L’art et l’économie entretiennent des relations complexes et décisives depuis la plus haute Antiquité. Mais l’enjeu auquel nous sommes confrontés depuis plus d’un siècle est bien plus vaste que celui du marché de l’art, des collections ou des mécènes. Il y va, ni plus ni moins, de la marchandisation du visible en général.
Les photographies, dessins, peintures, vidéos, films, œuvres numériques et installations multimédia du « Supermarché des images » explorent la fabrique du grand marché des images qui structure notre regard. Elles mettent en exergue les matières premières qui composent ces images, les immenses stocks ou banques dans lesquelles elles s’accumulent, le travail humain (ou non humain) qui participe à leur création ainsi que les valeurs fluctuantes qu’elles acquièrent au cours de leurs circulations globalisées. Elles proposent des points de vue critiques et des perspectives inattendues sur les visibilités dont nous croyons disposer, comme en libre service, dans les rayons d’un supermarché imaginaire.
Nous habitons un monde de plus en plus saturé d’images. Leur nombre connaît une croissance tellement exponentielle — sur les réseaux sociaux, les écrans en tout genre — que l’espace dans lequel nous vivons déborde littéralement d’images, comme s’il n’était plus possible de les contenir, comme s’il n’y avait plus d’interstices entre elles.
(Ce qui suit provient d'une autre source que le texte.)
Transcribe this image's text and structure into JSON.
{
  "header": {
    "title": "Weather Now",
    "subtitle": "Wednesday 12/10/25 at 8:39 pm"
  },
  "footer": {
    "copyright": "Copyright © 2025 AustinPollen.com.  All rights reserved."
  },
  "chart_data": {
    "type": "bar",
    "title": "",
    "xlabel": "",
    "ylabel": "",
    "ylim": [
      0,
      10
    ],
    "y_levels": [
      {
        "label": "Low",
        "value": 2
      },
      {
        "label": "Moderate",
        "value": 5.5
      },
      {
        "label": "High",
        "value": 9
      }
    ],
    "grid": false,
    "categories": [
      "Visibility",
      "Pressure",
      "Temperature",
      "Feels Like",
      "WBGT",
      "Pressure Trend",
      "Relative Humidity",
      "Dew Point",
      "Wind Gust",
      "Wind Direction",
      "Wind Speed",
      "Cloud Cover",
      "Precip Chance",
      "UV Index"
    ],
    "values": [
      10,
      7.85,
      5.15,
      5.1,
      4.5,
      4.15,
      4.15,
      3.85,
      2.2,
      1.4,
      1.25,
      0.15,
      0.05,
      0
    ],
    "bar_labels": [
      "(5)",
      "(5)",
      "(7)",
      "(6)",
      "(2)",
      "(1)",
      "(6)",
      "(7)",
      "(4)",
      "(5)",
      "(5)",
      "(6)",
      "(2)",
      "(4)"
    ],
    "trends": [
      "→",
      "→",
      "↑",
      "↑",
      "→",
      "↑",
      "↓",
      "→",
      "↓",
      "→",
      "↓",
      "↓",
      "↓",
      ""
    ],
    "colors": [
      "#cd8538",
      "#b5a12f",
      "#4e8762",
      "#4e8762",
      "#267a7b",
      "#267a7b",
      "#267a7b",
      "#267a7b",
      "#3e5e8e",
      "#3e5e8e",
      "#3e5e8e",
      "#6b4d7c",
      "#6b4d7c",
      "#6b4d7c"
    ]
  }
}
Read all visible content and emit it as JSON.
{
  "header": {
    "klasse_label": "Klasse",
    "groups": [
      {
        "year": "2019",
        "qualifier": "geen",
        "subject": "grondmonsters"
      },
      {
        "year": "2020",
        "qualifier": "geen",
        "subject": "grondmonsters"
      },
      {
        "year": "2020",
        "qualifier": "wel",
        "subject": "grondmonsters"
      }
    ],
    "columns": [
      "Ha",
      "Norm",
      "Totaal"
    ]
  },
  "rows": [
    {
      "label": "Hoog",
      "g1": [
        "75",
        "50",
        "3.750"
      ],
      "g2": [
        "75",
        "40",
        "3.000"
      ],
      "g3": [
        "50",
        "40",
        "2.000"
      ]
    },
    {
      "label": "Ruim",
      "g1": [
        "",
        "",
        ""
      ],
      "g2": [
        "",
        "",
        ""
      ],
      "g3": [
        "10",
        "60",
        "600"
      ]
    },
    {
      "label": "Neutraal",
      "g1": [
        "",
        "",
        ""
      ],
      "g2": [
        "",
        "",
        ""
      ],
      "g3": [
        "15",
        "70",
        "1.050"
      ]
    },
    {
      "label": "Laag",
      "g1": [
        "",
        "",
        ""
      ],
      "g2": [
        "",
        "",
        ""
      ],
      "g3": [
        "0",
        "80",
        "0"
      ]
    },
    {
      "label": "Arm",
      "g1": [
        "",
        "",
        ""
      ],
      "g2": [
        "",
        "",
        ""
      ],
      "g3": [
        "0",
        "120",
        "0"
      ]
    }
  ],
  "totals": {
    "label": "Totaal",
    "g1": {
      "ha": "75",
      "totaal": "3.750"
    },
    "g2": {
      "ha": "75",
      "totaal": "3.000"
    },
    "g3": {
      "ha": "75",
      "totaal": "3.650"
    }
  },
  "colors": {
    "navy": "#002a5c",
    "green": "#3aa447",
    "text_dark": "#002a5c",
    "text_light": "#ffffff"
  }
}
On s’approcherait ainsi de la limite que Walter Benjamin, en 1929 déjà, décrivait comme « un espace chargé à cent pour cent d’images ».
Face à un tel trop-plein, face à une telle surproduction d’images, se pose plus que jamais la question de leur stockage, de leur gestion, de leur circulation et de leur transport (fût-il électronique), de leur poids, de la fluidité ou de la viscosité de leurs échanges, de leurs valeurs fluctuantes — bref, la question de leur économie. Dans l’ouvrage qui a servi de point de départ au projet de cette exposition (Le Supermarché du visible, paru aux Éditions de Minuit en 2017), Peter Szendy propose de donner à la dimension économique de la vie des images le nom d’iconomie.
Les œuvres et les artistes choisis pour accompagner le visiteur dans son parcours posent un regard incisif et vigilant sur ces enjeux. D’une part, elles réfléchissent les bouleversements qui affectent aujourd’hui l’économie en général, qu’il s’agisse de stocks aux dimensions inouïes, de matières premières raréfiées, du travail et de ses mutations vers des formes immatérielles ou encore de la valeur et de ses nouvelles expressions, notamment sous forme de cryptomonnaies. Mais aussi, d’autre part, elles interrogent chaque fois le devenir des images et des visibilités à l’ère de leur iconomie globalisée.
Dans le supermarché qui s’expose ici, en somme, les images de l’économie parlent chaque fois de l’économie de l’image. Et vice-versa, comme si elles formaient un recto-verso.